Con il lockdown dell’umanità, stiamo assistendo a notevoli riduzioni dell’inquinamento atmosferico e idrico. Cerchiamo di essere chiari: questi aspetti positivi ambientali non stanno accadendo perché le persone muoiono, ma perché c’è un ingranaggio bloccato nella macchina capitalista. È ancora in funzione, ovviamente, ma non a pieno regime. Ci sono volute solo poche settimane per vedere l’impatto ambientale della riduzione dei viaggi e della produzione in serie, strategie di mitigazione che gli scienziati del clima consigliano da anni. Il futuro sembra compresso in questo momento. Tutto sta cambiando così velocemente che è difficile guardare alla prossima settimana, tanto meno al prossimo anno, al prossimo decennio, al prossimo secolo. Ma una volta che questa pandemia sarà finita, dovremo ancora affrontare la crisi del cambiamento climatico in corso. E proprio come questa malattia, il cambiamento climatico non colpirà tutti allo stesso modo. Alcuni moriranno, altri si riprenderanno; molti dovranno fare cambiamenti scomodi nelle loro vite.

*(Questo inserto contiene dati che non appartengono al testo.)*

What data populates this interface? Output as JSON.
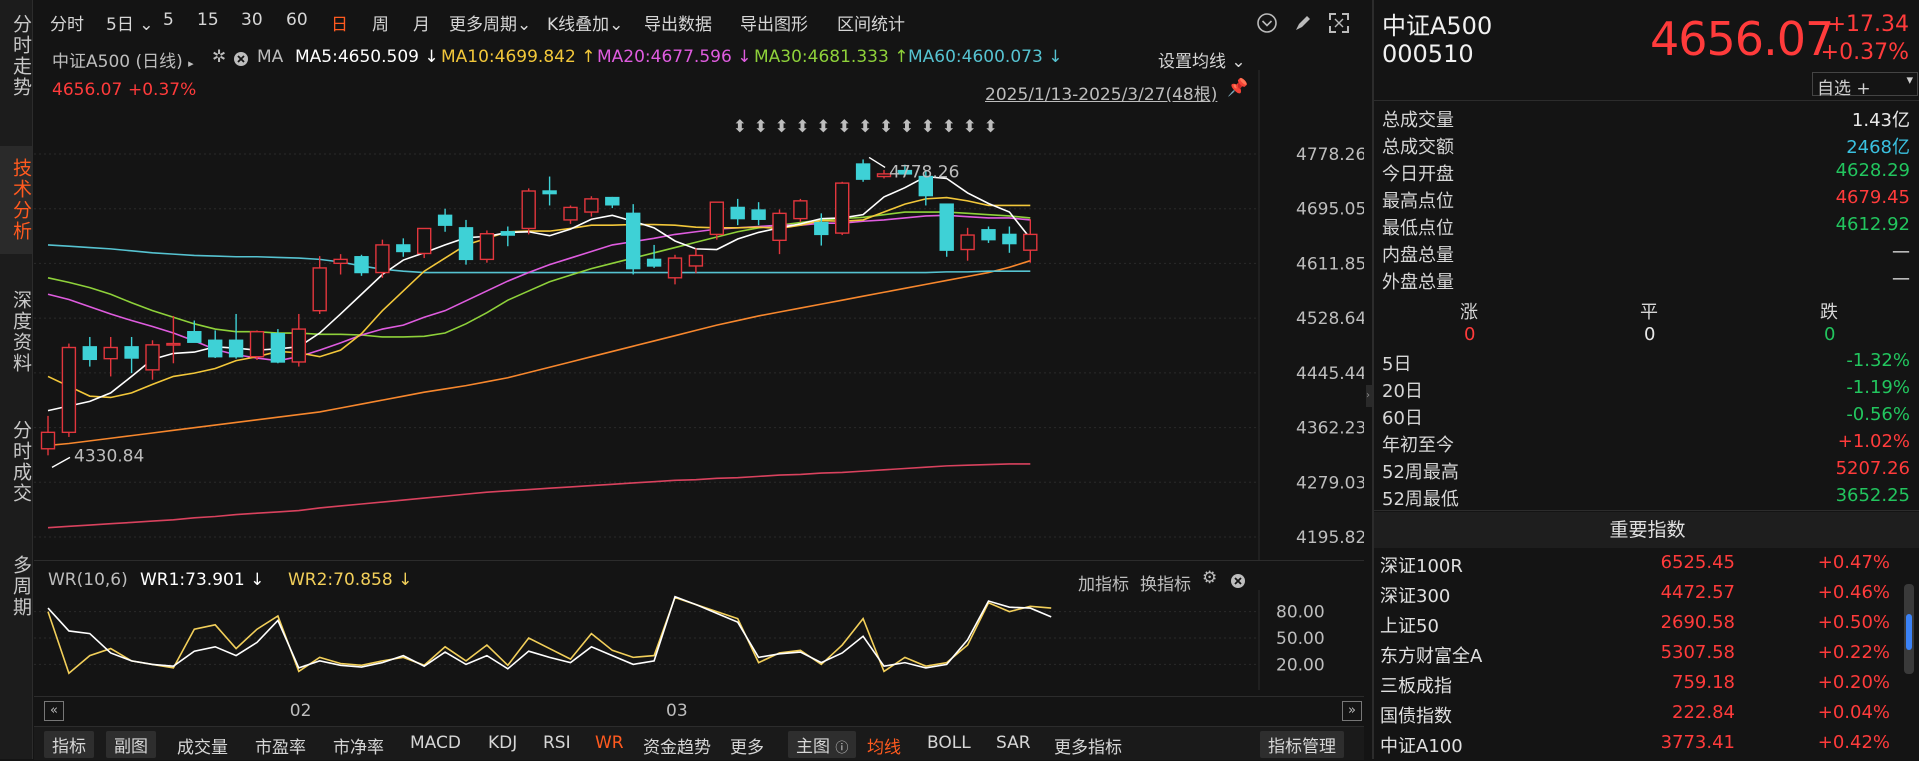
{
  "left_nav": [
    {
      "label": "分时走势",
      "active": false
    },
    {
      "label": "技术分析",
      "active": true
    },
    {
      "label": "深度资料",
      "active": false
    },
    {
      "label": "分时成交",
      "active": false
    },
    {
      "label": "多周期",
      "active": false
    }
  ],
  "toolbar": {
    "items": [
      "分时",
      "5日",
      "5",
      "15",
      "30",
      "60",
      "日",
      "周",
      "月",
      "更多周期",
      "K线叠加",
      "导出数据",
      "导出图形",
      "区间统计"
    ],
    "active": "日"
  },
  "legend": {
    "index_name": "中证A500 (日线)",
    "ma_label": "MA",
    "ma5": "MA5:4650.509",
    "ma10": "MA10:4699.842",
    "ma20": "MA20:4677.596",
    "ma30": "MA30:4681.333",
    "ma60": "MA60:4600.073",
    "settings": "设置均线",
    "price": "4656.07",
    "pct": "+0.37%",
    "range": "2025/1/13-2025/3/27(48根)"
  },
  "colors": {
    "up": "#e2363d",
    "down": "#3ed1d6",
    "ma5": "#ffffff",
    "ma10": "#f2c73a",
    "ma20": "#df5cdf",
    "ma30": "#8ed13a",
    "ma60": "#56c3d1",
    "ma120": "#f7872d",
    "ma250": "#d9425e",
    "wr1": "#ffffff",
    "wr2": "#f2cf5a"
  },
  "chart_data": {
    "type": "candlestick",
    "y_ticks": [
      "4778.26",
      "4695.05",
      "4611.85",
      "4528.64",
      "4445.44",
      "4362.23",
      "4279.03",
      "4195.82"
    ],
    "ylim": [
      4195.82,
      4778.26
    ],
    "x_ticks": [
      {
        "label": "02",
        "index": 12
      },
      {
        "label": "03",
        "index": 30
      }
    ],
    "annotations": {
      "low": "4330.84",
      "high": "4778.26"
    },
    "candles": [
      {
        "o": 4330,
        "h": 4380,
        "l": 4320,
        "c": 4355
      },
      {
        "o": 4355,
        "h": 4490,
        "l": 4348,
        "c": 4484
      },
      {
        "o": 4485,
        "h": 4500,
        "l": 4455,
        "c": 4466
      },
      {
        "o": 4467,
        "h": 4500,
        "l": 4440,
        "c": 4484
      },
      {
        "o": 4485,
        "h": 4500,
        "l": 4445,
        "c": 4468
      },
      {
        "o": 4450,
        "h": 4495,
        "l": 4435,
        "c": 4488
      },
      {
        "o": 4488,
        "h": 4532,
        "l": 4460,
        "c": 4490
      },
      {
        "o": 4508,
        "h": 4525,
        "l": 4496,
        "c": 4492
      },
      {
        "o": 4495,
        "h": 4510,
        "l": 4468,
        "c": 4470
      },
      {
        "o": 4495,
        "h": 4535,
        "l": 4467,
        "c": 4470
      },
      {
        "o": 4470,
        "h": 4510,
        "l": 4465,
        "c": 4508
      },
      {
        "o": 4505,
        "h": 4512,
        "l": 4460,
        "c": 4462
      },
      {
        "o": 4462,
        "h": 4535,
        "l": 4455,
        "c": 4512
      },
      {
        "o": 4540,
        "h": 4623,
        "l": 4535,
        "c": 4605
      },
      {
        "o": 4612,
        "h": 4626,
        "l": 4595,
        "c": 4618
      },
      {
        "o": 4622,
        "h": 4625,
        "l": 4593,
        "c": 4598
      },
      {
        "o": 4598,
        "h": 4648,
        "l": 4590,
        "c": 4640
      },
      {
        "o": 4640,
        "h": 4650,
        "l": 4622,
        "c": 4630
      },
      {
        "o": 4627,
        "h": 4665,
        "l": 4620,
        "c": 4665
      },
      {
        "o": 4685,
        "h": 4695,
        "l": 4660,
        "c": 4670
      },
      {
        "o": 4666,
        "h": 4678,
        "l": 4610,
        "c": 4618
      },
      {
        "o": 4618,
        "h": 4662,
        "l": 4613,
        "c": 4657
      },
      {
        "o": 4660,
        "h": 4668,
        "l": 4638,
        "c": 4655
      },
      {
        "o": 4665,
        "h": 4726,
        "l": 4656,
        "c": 4722
      },
      {
        "o": 4722,
        "h": 4744,
        "l": 4700,
        "c": 4718
      },
      {
        "o": 4678,
        "h": 4700,
        "l": 4672,
        "c": 4697
      },
      {
        "o": 4690,
        "h": 4714,
        "l": 4683,
        "c": 4710
      },
      {
        "o": 4712,
        "h": 4713,
        "l": 4696,
        "c": 4701
      },
      {
        "o": 4688,
        "h": 4702,
        "l": 4595,
        "c": 4604
      },
      {
        "o": 4618,
        "h": 4640,
        "l": 4605,
        "c": 4608
      },
      {
        "o": 4590,
        "h": 4625,
        "l": 4580,
        "c": 4620
      },
      {
        "o": 4608,
        "h": 4635,
        "l": 4597,
        "c": 4624
      },
      {
        "o": 4656,
        "h": 4706,
        "l": 4648,
        "c": 4705
      },
      {
        "o": 4697,
        "h": 4710,
        "l": 4670,
        "c": 4680
      },
      {
        "o": 4693,
        "h": 4705,
        "l": 4670,
        "c": 4679
      },
      {
        "o": 4647,
        "h": 4694,
        "l": 4626,
        "c": 4688
      },
      {
        "o": 4680,
        "h": 4710,
        "l": 4675,
        "c": 4707
      },
      {
        "o": 4674,
        "h": 4688,
        "l": 4639,
        "c": 4656
      },
      {
        "o": 4658,
        "h": 4736,
        "l": 4655,
        "c": 4734
      },
      {
        "o": 4763,
        "h": 4770,
        "l": 4736,
        "c": 4740
      },
      {
        "o": 4744,
        "h": 4754,
        "l": 4741,
        "c": 4748
      },
      {
        "o": 4753,
        "h": 4762,
        "l": 4744,
        "c": 4748
      },
      {
        "o": 4744,
        "h": 4752,
        "l": 4700,
        "c": 4715
      },
      {
        "o": 4702,
        "h": 4702,
        "l": 4622,
        "c": 4632
      },
      {
        "o": 4633,
        "h": 4666,
        "l": 4616,
        "c": 4655
      },
      {
        "o": 4663,
        "h": 4668,
        "l": 4643,
        "c": 4648
      },
      {
        "o": 4656,
        "h": 4668,
        "l": 4628,
        "c": 4642
      },
      {
        "o": 4632,
        "h": 4679,
        "l": 4613,
        "c": 4656
      }
    ],
    "ma_lines": {
      "ma5": [
        4388,
        4395,
        4402,
        4415,
        4440,
        4466,
        4475,
        4477,
        4485,
        4483,
        4480,
        4482,
        4485,
        4506,
        4535,
        4565,
        4595,
        4617,
        4628,
        4640,
        4651,
        4653,
        4659,
        4660,
        4654,
        4664,
        4679,
        4685,
        4676,
        4666,
        4646,
        4634,
        4633,
        4649,
        4659,
        4666,
        4672,
        4680,
        4681,
        4686,
        4713,
        4727,
        4744,
        4741,
        4719,
        4703,
        4690,
        4650
      ],
      "ma10": [
        4440,
        4425,
        4410,
        4408,
        4415,
        4428,
        4440,
        4445,
        4452,
        4464,
        4470,
        4478,
        4476,
        4470,
        4480,
        4505,
        4540,
        4570,
        4600,
        4620,
        4640,
        4650,
        4660,
        4661,
        4661,
        4665,
        4670,
        4670,
        4671,
        4671,
        4670,
        4667,
        4666,
        4666,
        4667,
        4665,
        4670,
        4677,
        4676,
        4678,
        4690,
        4702,
        4710,
        4712,
        4707,
        4700,
        4700,
        4700
      ],
      "ma20": [
        4565,
        4557,
        4546,
        4535,
        4525,
        4516,
        4506,
        4494,
        4481,
        4473,
        4468,
        4464,
        4470,
        4480,
        4491,
        4503,
        4512,
        4518,
        4530,
        4540,
        4555,
        4570,
        4585,
        4598,
        4610,
        4620,
        4630,
        4640,
        4645,
        4650,
        4656,
        4660,
        4664,
        4666,
        4668,
        4670,
        4670,
        4673,
        4673,
        4676,
        4678,
        4681,
        4684,
        4685,
        4683,
        4681,
        4681,
        4678
      ],
      "ma30": [
        4590,
        4583,
        4575,
        4565,
        4552,
        4540,
        4530,
        4520,
        4512,
        4508,
        4508,
        4506,
        4506,
        4504,
        4504,
        4503,
        4500,
        4500,
        4501,
        4506,
        4520,
        4537,
        4556,
        4570,
        4584,
        4594,
        4604,
        4612,
        4620,
        4628,
        4636,
        4644,
        4652,
        4660,
        4666,
        4670,
        4674,
        4678,
        4680,
        4682,
        4686,
        4690,
        4690,
        4690,
        4688,
        4686,
        4684,
        4681
      ],
      "ma60": [
        4640,
        4638,
        4636,
        4634,
        4631,
        4628,
        4626,
        4624,
        4623,
        4622,
        4622,
        4621,
        4620,
        4618,
        4614,
        4608,
        4603,
        4600,
        4598,
        4598,
        4598,
        4598,
        4598,
        4598,
        4598,
        4598,
        4598,
        4598,
        4598,
        4598,
        4598,
        4598,
        4598,
        4598,
        4598,
        4598,
        4598,
        4598,
        4598,
        4598,
        4598,
        4598,
        4598,
        4599,
        4599,
        4600,
        4600,
        4600
      ],
      "ma120": [
        4335,
        4338,
        4342,
        4346,
        4350,
        4354,
        4358,
        4362,
        4366,
        4370,
        4374,
        4378,
        4382,
        4386,
        4392,
        4398,
        4404,
        4410,
        4416,
        4421,
        4426,
        4432,
        4438,
        4446,
        4454,
        4462,
        4470,
        4478,
        4486,
        4494,
        4502,
        4510,
        4518,
        4525,
        4532,
        4538,
        4544,
        4550,
        4556,
        4562,
        4568,
        4574,
        4580,
        4586,
        4592,
        4598,
        4606,
        4616
      ],
      "ma250": [
        4210,
        4212,
        4214,
        4216,
        4218,
        4220,
        4222,
        4225,
        4227,
        4230,
        4232,
        4234,
        4236,
        4240,
        4243,
        4246,
        4249,
        4252,
        4255,
        4258,
        4261,
        4264,
        4266,
        4268,
        4270,
        4272,
        4274,
        4276,
        4278,
        4280,
        4282,
        4283,
        4285,
        4286,
        4288,
        4290,
        4291,
        4293,
        4294,
        4296,
        4298,
        4300,
        4302,
        4304,
        4305,
        4306,
        4307,
        4307
      ]
    },
    "wr": {
      "label": "WR(10,6)",
      "wr1_label": "WR1:73.901",
      "wr2_label": "WR2:70.858",
      "ylim": [
        0,
        100
      ],
      "y_ticks": [
        "80.00",
        "50.00",
        "20.00"
      ],
      "wr1": [
        84,
        58,
        55,
        33,
        24,
        20,
        18,
        35,
        40,
        30,
        45,
        70,
        16,
        24,
        19,
        17,
        22,
        30,
        18,
        34,
        20,
        30,
        15,
        35,
        28,
        22,
        40,
        30,
        20,
        24,
        97,
        88,
        78,
        68,
        28,
        32,
        34,
        22,
        33,
        52,
        18,
        22,
        16,
        20,
        48,
        92,
        85,
        84,
        74
      ],
      "wr2": [
        80,
        10,
        30,
        38,
        24,
        20,
        16,
        60,
        65,
        38,
        60,
        75,
        12,
        28,
        21,
        19,
        24,
        28,
        19,
        40,
        24,
        42,
        19,
        50,
        38,
        26,
        55,
        36,
        28,
        30,
        96,
        88,
        80,
        72,
        22,
        33,
        36,
        20,
        42,
        72,
        12,
        28,
        18,
        22,
        42,
        90,
        80,
        86,
        84
      ]
    }
  },
  "wr_panel": {
    "add_indicator": "加指标",
    "switch_indicator": "换指标"
  },
  "bottombar": {
    "items": [
      "指标",
      "副图",
      "成交量",
      "市盈率",
      "市净率",
      "MACD",
      "KDJ",
      "RSI",
      "WR",
      "资金趋势",
      "更多",
      "主图",
      "均线",
      "BOLL",
      "SAR",
      "更多指标",
      "指标管理"
    ],
    "active": [
      "WR",
      "均线"
    ]
  },
  "quote": {
    "name": "中证A500",
    "code": "000510",
    "price": "4656.07",
    "change": "+17.34",
    "pct": "+0.37%",
    "watch": "自选 +"
  },
  "stats": [
    {
      "k": "总成交量",
      "v": "1.43亿",
      "c": "white"
    },
    {
      "k": "总成交额",
      "v": "2468亿",
      "c": "cyan"
    },
    {
      "k": "今日开盘",
      "v": "4628.29",
      "c": "green"
    },
    {
      "k": "最高点位",
      "v": "4679.45",
      "c": "red"
    },
    {
      "k": "最低点位",
      "v": "4612.92",
      "c": "green"
    },
    {
      "k": "内盘总量",
      "v": "—",
      "c": "white"
    },
    {
      "k": "外盘总量",
      "v": "—",
      "c": "white"
    }
  ],
  "breadth": {
    "up_label": "涨",
    "flat_label": "平",
    "down_label": "跌",
    "up": "0",
    "flat": "0",
    "down": "0"
  },
  "periods": [
    {
      "k": "5日",
      "v": "-1.32%",
      "c": "green"
    },
    {
      "k": "20日",
      "v": "-1.19%",
      "c": "green"
    },
    {
      "k": "60日",
      "v": "-0.56%",
      "c": "green"
    },
    {
      "k": "年初至今",
      "v": "+1.02%",
      "c": "red"
    },
    {
      "k": "52周最高",
      "v": "5207.26",
      "c": "red"
    },
    {
      "k": "52周最低",
      "v": "3652.25",
      "c": "green"
    }
  ],
  "important_title": "重要指数",
  "indices": [
    {
      "n": "深证100R",
      "p": "6525.45",
      "c": "+0.47%"
    },
    {
      "n": "深证300",
      "p": "4472.57",
      "c": "+0.46%"
    },
    {
      "n": "上证50",
      "p": "2690.58",
      "c": "+0.50%"
    },
    {
      "n": "东方财富全A",
      "p": "5307.58",
      "c": "+0.22%"
    },
    {
      "n": "三板成指",
      "p": "759.18",
      "c": "+0.20%"
    },
    {
      "n": "国债指数",
      "p": "222.84",
      "c": "+0.04%"
    },
    {
      "n": "中证A100",
      "p": "3773.41",
      "c": "+0.42%"
    }
  ]
}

I Catastrofici Cambiamenti devono ancora arrivare. Sono già in corso, ma non nel modo drasticamente apocalittico suggerito dai libri di mia madre. C’è uno strano conforto nell’idea dell’apocalisse. È più facile pensare che la lavagna verrà cancellata da un disastro improvviso piuttosto che studiare la graduale diffusione di una pandemia o il costante avanzamento del livello del mare in aumento. Allora cosa faremo quando ci renderemo conto che il mondo non è finito? Che tipo di futuro costruiremo dai disastri che viviamo? Non so come sarà il mondo quando raggiungerò l’età di mia madre. Tutto quello che so per certo è che, finalmente, ho piantato dei semi e forse presto inizieranno a crescere.

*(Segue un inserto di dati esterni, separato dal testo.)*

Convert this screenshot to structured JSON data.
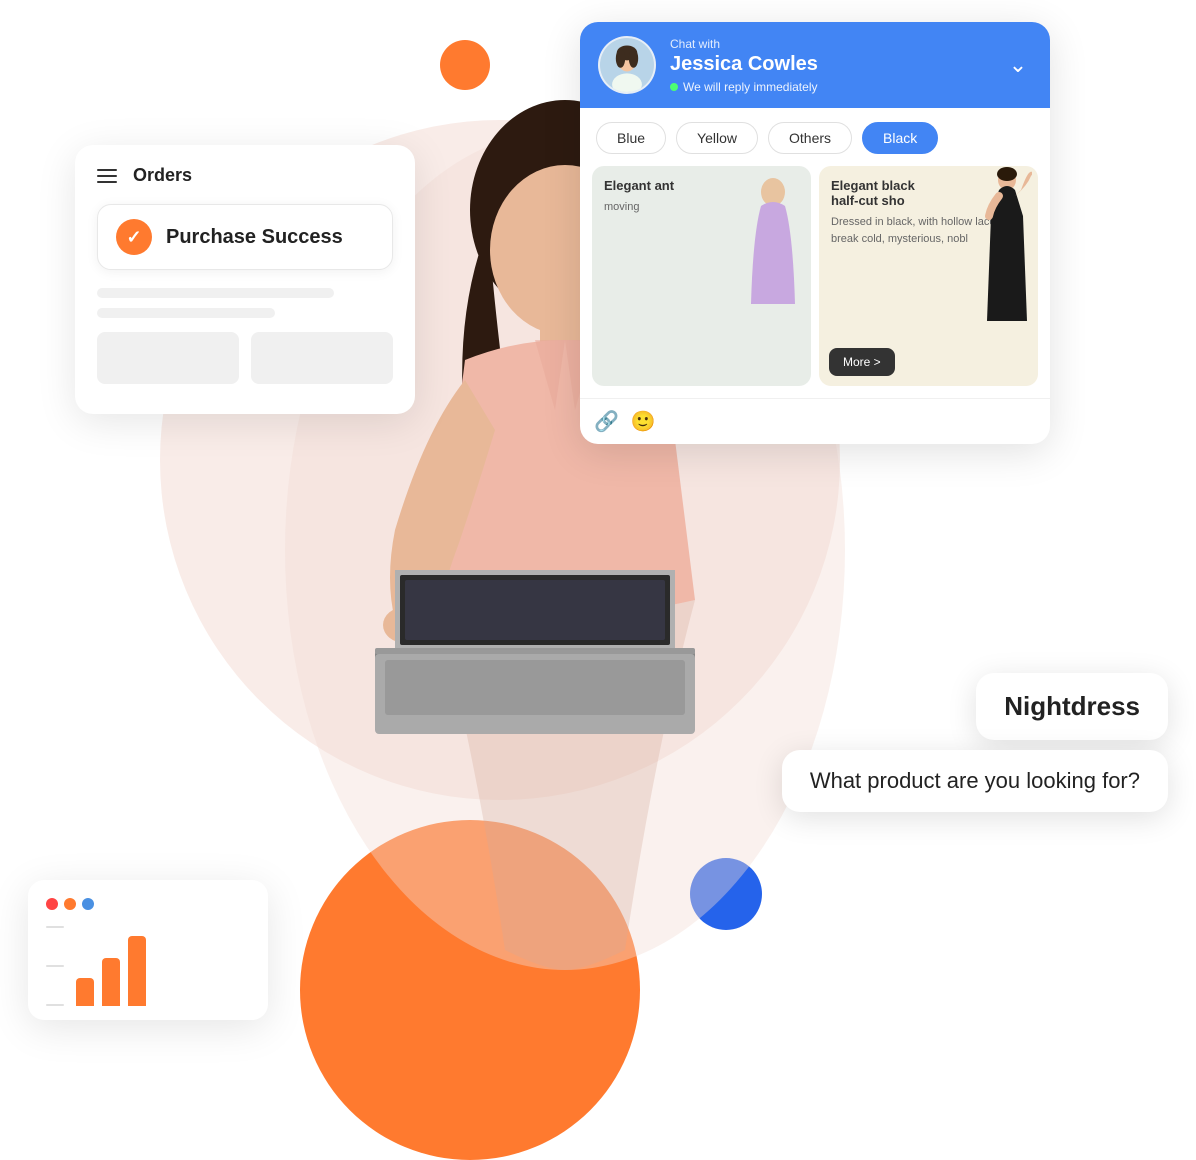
{
  "page": {
    "bg_circle_color": "#f9ece8",
    "orange_dot_color": "#ff7a2f",
    "blue_dot_color": "#2563eb"
  },
  "orders_panel": {
    "title": "Orders",
    "purchase_success_label": "Purchase Success",
    "check_label": "✓"
  },
  "analytics_panel": {
    "dots": [
      "red",
      "orange",
      "blue"
    ],
    "bars": [
      28,
      48,
      70
    ]
  },
  "chat": {
    "header": {
      "chat_with_label": "Chat with",
      "agent_name": "Jessica Cowles",
      "status_text": "We will reply immediately",
      "chevron_label": "▾"
    },
    "color_filters": {
      "pills": [
        {
          "label": "Blue",
          "active": false
        },
        {
          "label": "Yellow",
          "active": false
        },
        {
          "label": "Others",
          "active": false
        },
        {
          "label": "Black",
          "active": true
        }
      ]
    },
    "products": [
      {
        "title": "Elegant ant",
        "desc": "moving",
        "more_label": ""
      },
      {
        "title": "Elegant black half-cut sho",
        "desc": "Dressed in black, with hollow lace skirt, break cold, mysterious, nobl",
        "more_label": "More >"
      }
    ],
    "input_icons": [
      "attach-icon",
      "emoji-icon"
    ]
  },
  "nightdress_bubble": {
    "text": "Nightdress"
  },
  "question_bubble": {
    "text": "What product are you looking for?"
  }
}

Traduzione di Franco Ricciardiello
Sarena Ulibarri è diplomata nel 2014 al Clarion Workshop per aspiranti scrittori di fantacienza e fantasy. Ha pubblicato racconti in diverse antologie di science fiction, tra cui Biketopia; un suo racconto è tradotto anche in italiano in Solarpunk. Come ho imparato ad amare il futuro ed. Future Fiction). Attualmente, oltre che curatrice di antologie, è direttrice editoriale di World Weaver Press, una piccola casa editrice del New Mexico specializzata anche in letteratura solarpunk.
Illustrazione in evidenza di Asher Ben Alpay, Dumaguete Filippine)
Note
[1] “Earth changes” è una locuzione del sensitivo statunitense Edgar Cayce (1877-1945) che preconizzò catastrofici cambiamenti per il nostro pianeta, come la scomparsa di Giappone e Nord Europa, esondazioni e altro in conseguenza di cambiamenti climatici [NdT].
[2] Convention mondiale della fantascienza [NdT].
[3] La World Weaver Press [NdT].
[4] Parco conosciuto con questo nomignolo perché è nata qui la Summer of Love [NdT].